Characters 'foreign'

It often happens that sometimes appear some "strange characters" we do not know what they mean, this is due to an incorrect conversion between two different encodings. Normally, this conversion error occurs because you use the system default encoding (application, program, operating system) and the default encoding does not match the original.

For example, in the case of N:

Spain -> EspaÃ ± a

This would happen if you enter Spain encoded in UTF-8 but then it reads as if it were encoded in ISO-8859-1. The result, the letter 'N' is replaced by two strange characters. Explanation: lowercase letter ñ is encoded in UTF-8 with two bytes (0xC3 0xB1). These codes in ISO-8859-1 represent the characters with a capital A tilde (Ã) and the plus-minus (±), respectively. As shown in the example, to 'read' a text is necessary to know what encoding was used to write in order to use this code in the reading process. A good habit is to indicate that encryption is being used. The way to indicate this depends on the type of document you write.

XML files always begin with a header where you specify the encoding used in the file. This header has the following format: <? Xml version = "1.0" encoding = "ISO-8859-1"?>

where the value of the encoding attribute is the name of the encoding used.

HTML pages using a series of meta-tags that provide information about the page itself. In one of these meta-tags you can specify the encoding you're using.

Code:

<META Http-equiv="Content-Type" content="text/html; charset=UTF-8">

Http-equiv attribute value specifies the Content-Type equivalent of the Content-Type HTTP protocol. As a content attribute value must indicate the type of content, in this case text / html, and the name of the encoding used in this case UTF-8. Plain text files are those text files that do not follow a standardized format, and therefore do not have defined how to specify the encoding used.

**The$Hulk** · 17-08-2010

Literate cultures with different writing direction

As the computer industry was historically in the U.S. and Europe, built the hardware and operating systems based on principles that were initially granted. If you type in a word processing program, a text, the cursor moves when writing from left to right. Automatic line breaks occur after delimiter typical of Western languages, such as spaces or syllable hyphen.

However, there are many literate cultures, which have a different writing direction. These include the Arabic script, the Hebrew Scriptures or the Far East written cultures. In order to simulate such literate cultures on computers, additional capabilities of the software are required. Because it applies not only to map the font elements, but also to adapt the edit direction in the text input and the output direction on media such as screen or printer to the writing direction of the corresponding written word.

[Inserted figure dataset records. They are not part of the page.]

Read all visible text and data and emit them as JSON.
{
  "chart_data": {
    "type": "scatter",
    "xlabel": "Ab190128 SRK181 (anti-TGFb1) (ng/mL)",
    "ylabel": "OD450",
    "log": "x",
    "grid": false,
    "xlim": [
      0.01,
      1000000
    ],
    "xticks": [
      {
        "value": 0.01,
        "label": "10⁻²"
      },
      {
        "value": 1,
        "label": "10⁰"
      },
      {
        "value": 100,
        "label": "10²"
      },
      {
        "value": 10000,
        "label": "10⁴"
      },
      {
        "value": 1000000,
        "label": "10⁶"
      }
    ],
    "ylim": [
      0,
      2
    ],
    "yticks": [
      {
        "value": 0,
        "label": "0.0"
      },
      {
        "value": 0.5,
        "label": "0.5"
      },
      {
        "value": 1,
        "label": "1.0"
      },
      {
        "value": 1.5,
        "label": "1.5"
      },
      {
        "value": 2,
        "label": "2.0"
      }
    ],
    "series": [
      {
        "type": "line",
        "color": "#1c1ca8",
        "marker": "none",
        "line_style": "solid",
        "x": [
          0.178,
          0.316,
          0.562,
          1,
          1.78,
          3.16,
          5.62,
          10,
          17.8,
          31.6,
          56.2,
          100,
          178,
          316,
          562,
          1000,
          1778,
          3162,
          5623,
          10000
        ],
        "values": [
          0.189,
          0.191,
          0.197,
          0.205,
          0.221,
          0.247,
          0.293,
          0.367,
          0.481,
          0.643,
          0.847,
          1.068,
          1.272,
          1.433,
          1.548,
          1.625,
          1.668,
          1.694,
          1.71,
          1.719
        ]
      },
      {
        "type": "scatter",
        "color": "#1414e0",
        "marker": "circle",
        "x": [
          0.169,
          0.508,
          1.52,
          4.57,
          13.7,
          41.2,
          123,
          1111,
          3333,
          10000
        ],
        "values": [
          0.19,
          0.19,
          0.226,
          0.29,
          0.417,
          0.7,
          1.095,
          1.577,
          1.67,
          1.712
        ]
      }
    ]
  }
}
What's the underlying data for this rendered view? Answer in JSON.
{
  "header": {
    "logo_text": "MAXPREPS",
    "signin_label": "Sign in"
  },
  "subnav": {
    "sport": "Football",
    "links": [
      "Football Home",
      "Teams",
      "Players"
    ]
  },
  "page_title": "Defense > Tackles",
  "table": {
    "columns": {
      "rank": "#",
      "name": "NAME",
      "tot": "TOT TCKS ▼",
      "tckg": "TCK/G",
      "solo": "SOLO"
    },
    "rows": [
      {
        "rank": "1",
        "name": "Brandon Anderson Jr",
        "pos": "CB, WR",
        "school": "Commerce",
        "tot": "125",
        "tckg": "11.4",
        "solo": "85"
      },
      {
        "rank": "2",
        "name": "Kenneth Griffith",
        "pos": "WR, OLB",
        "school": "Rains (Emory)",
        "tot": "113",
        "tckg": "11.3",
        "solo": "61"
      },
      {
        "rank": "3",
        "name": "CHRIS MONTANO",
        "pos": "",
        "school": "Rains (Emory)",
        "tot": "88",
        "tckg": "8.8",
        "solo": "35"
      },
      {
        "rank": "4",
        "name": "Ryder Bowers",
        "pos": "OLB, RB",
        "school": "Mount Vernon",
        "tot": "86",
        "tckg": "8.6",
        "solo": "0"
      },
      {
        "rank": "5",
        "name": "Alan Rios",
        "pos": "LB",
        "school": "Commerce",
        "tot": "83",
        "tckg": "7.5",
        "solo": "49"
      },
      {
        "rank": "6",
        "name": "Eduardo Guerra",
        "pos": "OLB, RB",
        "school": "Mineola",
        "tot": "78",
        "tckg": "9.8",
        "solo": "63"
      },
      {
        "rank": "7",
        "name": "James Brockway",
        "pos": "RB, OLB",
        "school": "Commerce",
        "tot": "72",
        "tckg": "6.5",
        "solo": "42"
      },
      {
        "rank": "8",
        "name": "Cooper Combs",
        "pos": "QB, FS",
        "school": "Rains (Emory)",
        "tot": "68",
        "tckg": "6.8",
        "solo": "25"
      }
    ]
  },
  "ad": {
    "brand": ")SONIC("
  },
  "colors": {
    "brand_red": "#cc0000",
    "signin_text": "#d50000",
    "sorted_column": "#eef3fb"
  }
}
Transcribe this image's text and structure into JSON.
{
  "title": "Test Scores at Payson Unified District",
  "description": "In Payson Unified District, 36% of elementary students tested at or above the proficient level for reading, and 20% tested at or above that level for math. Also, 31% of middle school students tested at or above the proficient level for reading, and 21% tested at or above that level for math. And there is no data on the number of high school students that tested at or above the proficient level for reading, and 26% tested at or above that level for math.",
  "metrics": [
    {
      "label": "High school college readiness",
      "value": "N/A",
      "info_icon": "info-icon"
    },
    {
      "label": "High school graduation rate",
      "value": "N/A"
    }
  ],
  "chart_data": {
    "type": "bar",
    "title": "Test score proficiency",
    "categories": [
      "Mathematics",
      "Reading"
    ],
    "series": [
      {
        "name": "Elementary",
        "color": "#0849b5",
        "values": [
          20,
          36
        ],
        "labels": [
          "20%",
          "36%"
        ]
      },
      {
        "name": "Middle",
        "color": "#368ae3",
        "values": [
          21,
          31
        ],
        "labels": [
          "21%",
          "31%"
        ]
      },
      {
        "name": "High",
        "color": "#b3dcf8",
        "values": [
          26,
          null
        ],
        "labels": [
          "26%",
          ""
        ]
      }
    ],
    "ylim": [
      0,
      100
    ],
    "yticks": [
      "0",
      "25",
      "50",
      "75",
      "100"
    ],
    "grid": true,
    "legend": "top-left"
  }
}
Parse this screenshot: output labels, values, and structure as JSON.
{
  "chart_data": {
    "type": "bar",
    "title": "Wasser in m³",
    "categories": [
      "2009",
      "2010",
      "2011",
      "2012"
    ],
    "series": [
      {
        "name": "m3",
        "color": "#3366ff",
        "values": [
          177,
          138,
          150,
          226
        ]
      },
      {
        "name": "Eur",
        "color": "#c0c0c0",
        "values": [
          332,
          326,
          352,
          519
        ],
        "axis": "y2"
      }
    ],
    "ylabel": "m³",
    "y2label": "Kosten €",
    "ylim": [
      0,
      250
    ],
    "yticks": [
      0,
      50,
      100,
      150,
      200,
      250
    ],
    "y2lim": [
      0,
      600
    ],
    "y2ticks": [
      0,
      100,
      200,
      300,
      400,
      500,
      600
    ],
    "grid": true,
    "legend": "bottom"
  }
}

In HTML, there are elements and attributes that can determine the direction of writing. The software-side implementation works with newer browsers now pretty neat.

File processing in Java

Reading or writing files in Java is based on classes of java.io package. There are two groups of classes, one that works with bytes, focusing on binary files, and another that works with characters, focusing on text files. The group of binary files are based on the InputStream class for reading and OutputStream for writing. The group of text files based on classes Reader, for reading, and Writer, for writing. Java uses the Unicode standard to represent strings internally represents each character with a 16-bit code using UTF- 16. Therefore, it is necessary to perform a conversion between characters and bytes, and vice versa.

To avoid the problems that can arise if the choice of character encoding is done automatically, specify the encoding to use. The XML files generated by the application after being fixed by the JTidy are encoded in UTF-8 as the website of the European Agency for Safety and Health at Work. When you open this file for analysis must be done by indicating the encoding to be used in the text file which will store the data extracted from it. Encoding is used LATIN 1 (also known as ISO-8859-1). In this way we can get the document to be displayed later from a text editor, correct, and this written in Greek, English, Swedish or any of the official languages the European Union.